Steps (See Jest documentation for more details)

  1. In your project's root folder, run npm install --save-dev jest. If you are on Windows, you might need to install it globally by running npm install -g jest, for Jest commands to be recognized.
  2. In your package.json file, make sure script's "test" is set to "jest". If you don't have the file, run npm init in your project's root folder first.
  3. Write a test. For example, if you want to make a test file for writer.js, create a writer.test.js file in a tests folder (or anywhere you like in your project), and make sure all tests within writer.test.js are about code inside writer.js. For syntax, look into Jest's own guide.
  4. Run npm test to run all test and fix your code or test accordingly.
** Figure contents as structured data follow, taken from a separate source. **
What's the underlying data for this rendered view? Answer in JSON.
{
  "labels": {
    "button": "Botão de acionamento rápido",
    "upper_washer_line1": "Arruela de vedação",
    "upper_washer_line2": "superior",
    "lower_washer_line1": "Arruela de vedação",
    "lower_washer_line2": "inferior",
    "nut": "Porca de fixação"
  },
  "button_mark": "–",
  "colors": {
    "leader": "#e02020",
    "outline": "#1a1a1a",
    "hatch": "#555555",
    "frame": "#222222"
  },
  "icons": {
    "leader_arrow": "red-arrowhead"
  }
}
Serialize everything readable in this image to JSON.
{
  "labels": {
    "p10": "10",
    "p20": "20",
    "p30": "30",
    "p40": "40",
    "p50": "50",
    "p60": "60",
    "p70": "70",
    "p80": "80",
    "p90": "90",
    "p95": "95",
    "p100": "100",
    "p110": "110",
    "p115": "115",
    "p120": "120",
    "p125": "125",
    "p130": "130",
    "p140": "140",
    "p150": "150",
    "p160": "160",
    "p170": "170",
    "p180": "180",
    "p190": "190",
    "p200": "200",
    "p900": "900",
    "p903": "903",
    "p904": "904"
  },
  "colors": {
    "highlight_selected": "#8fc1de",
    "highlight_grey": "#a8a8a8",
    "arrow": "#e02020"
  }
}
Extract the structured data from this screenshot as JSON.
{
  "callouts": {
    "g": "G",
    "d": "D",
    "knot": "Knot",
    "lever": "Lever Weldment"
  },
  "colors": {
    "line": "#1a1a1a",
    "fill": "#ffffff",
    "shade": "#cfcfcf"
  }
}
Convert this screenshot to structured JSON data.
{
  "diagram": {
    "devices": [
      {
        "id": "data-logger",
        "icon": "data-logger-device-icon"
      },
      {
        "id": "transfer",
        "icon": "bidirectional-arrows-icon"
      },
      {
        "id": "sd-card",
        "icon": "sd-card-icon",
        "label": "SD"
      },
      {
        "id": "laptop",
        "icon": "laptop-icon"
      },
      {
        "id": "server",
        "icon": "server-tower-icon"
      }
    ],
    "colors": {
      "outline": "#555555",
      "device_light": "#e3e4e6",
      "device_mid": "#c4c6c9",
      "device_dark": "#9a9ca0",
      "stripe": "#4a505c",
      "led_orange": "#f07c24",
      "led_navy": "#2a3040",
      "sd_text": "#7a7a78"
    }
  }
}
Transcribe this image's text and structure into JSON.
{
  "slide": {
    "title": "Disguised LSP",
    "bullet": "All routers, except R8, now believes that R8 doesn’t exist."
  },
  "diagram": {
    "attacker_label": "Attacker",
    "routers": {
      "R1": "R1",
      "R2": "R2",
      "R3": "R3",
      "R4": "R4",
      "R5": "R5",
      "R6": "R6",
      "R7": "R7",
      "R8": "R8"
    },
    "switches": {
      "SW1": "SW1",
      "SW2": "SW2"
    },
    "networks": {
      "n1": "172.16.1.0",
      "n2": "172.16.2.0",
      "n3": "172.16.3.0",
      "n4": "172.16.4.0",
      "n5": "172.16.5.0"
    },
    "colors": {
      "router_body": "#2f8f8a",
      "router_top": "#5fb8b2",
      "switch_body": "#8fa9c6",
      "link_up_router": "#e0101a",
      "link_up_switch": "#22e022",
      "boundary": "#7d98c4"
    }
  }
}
To run individual tests, use npm test [test-path]. For example, npm test ./tests/parser. The .test.js extension is not required for the command.

What I learned

It was mostly straight forward as I have some idea about what I want my functions to do and don't do. The tricky part was refactoring my code to make it easier to write tests for.
For example, the course line parsing part of my code was dependent and intertwined with functions from different modules, which makes it hard to isolate the code for testing. IT took me a bit of time to figure out how to isolate those into a function to be exposed for testing.

As for interesting bug...this isn't about the code I had, but I discovered something in the process of writing a test.
If you declared a variable without defining it, and then try to use it to concatenate with a string, it will store the undefined text plus the string. It makes more sense now I'm typing it out, but it didn't occur to me because JavaScript isn't strongly typed and often convert things for you, so I didn't expect this to happen while writing code for a test itself. I thought it would just try it as an empty string and then concatenate with a string.

Conclusion

I learned a lot about how to set up tests for codes from this. I have done tests before, but it's mostly manual testing.
This is definitely easier and more reliable than testing thing manual ly, so I think I will do so in the future projects.
One thing that changes the way I look at developing code is the idea that one should consider how easy it is to test the code when writing it. This is something I would definitely look out for in the future.